A review by nclcaitlin
Strange Sally Diamond by Liz Nugent

3.0

Reclusive Sally Diamond is thrust into the media spotlight when she tries to incinerate her dead father, causing widespread outrage. 
Now she's the center of attention from curious reporters and investigating police detectives. Also, playing into the thriller aspect, disturbing information from her past that she can’t remember but is being brought to the light. 

I don’t know if I would call this a straight thriller. It takes a while to get to the ‘thriller’ aspect and even then it doesn’t feel like it takes centre stage. 
This is a really hard book to describe without spoiling anything! 

There are two narrators.
Sally is so fun - odd, socially awkward, funny. The other narrator takes us on a totally different journey with a totally dark story and I cannot say anything more without giving things away! 
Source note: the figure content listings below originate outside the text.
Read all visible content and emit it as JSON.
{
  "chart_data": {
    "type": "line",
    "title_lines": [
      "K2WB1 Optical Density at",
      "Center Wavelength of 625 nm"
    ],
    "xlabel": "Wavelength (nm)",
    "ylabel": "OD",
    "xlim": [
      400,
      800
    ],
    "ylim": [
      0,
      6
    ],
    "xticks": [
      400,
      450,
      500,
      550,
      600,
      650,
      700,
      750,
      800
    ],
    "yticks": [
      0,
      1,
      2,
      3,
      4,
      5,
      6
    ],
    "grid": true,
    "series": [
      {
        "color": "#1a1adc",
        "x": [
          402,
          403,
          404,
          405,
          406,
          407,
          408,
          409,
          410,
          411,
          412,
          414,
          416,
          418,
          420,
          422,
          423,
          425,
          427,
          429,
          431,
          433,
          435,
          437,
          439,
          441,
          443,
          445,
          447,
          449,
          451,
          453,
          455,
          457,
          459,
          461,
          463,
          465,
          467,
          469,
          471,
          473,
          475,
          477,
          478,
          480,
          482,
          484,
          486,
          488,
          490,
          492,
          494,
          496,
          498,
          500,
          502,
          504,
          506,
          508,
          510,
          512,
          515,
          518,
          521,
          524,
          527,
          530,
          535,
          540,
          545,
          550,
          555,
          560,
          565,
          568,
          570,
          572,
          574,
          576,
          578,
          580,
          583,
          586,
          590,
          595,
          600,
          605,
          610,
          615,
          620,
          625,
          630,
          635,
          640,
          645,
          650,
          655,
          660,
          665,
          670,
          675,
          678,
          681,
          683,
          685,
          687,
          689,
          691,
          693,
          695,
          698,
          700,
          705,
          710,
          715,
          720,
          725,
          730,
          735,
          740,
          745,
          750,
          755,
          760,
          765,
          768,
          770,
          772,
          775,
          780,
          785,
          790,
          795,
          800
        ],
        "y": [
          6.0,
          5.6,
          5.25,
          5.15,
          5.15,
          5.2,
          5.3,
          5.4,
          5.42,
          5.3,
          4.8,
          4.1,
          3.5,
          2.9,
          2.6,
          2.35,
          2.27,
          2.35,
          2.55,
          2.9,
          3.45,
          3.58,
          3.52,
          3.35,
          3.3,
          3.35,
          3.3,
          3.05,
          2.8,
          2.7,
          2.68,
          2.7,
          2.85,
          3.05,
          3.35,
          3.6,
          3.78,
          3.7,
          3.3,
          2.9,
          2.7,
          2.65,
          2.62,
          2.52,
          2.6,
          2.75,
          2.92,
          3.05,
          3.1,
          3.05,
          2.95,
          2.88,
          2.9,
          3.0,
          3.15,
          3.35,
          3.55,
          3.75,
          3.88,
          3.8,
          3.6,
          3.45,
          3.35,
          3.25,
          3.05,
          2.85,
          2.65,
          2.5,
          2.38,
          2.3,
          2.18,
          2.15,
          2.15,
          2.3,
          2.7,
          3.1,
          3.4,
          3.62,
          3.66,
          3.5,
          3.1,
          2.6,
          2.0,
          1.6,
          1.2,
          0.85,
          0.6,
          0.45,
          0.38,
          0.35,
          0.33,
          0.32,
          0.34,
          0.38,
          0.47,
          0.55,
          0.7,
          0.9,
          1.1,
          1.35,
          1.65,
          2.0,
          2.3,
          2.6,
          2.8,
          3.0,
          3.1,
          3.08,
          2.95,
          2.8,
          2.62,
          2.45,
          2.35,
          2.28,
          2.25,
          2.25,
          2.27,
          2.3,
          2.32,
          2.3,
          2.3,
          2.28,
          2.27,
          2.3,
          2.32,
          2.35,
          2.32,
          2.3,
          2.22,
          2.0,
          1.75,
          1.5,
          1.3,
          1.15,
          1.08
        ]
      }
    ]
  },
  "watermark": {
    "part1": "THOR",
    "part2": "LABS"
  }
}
“Every decade or so, we come up with new labels to categorize people. You could have been diagnosed with anxiety disorder or PTSD. Some might even have said you have autistic spectrum disorder or that you have an attachment disorder. The fact is that you are a bit odd, that’s all. You are you. As unique and different as every other person on the planet. Your oddities are not disabilities (although we call them disabilities to get your welfare allowance), they are mere quirks of your personality.”

I would recommend Eleanor Oliphant is Completely Fine (character-wise) and The Reappearance of Rachel Price (plot-wise) if you enjoyed this!

Minor spoilers:
The ending kind of sucked. 
If you want a healing book, a closed ending, a happy ever after, this book will not deliver. 
The ending made it feel like a lot of the book was pointless. 
And yes, I did have to google ‘ending explained’ because it felt like the book ended extremely prematurely.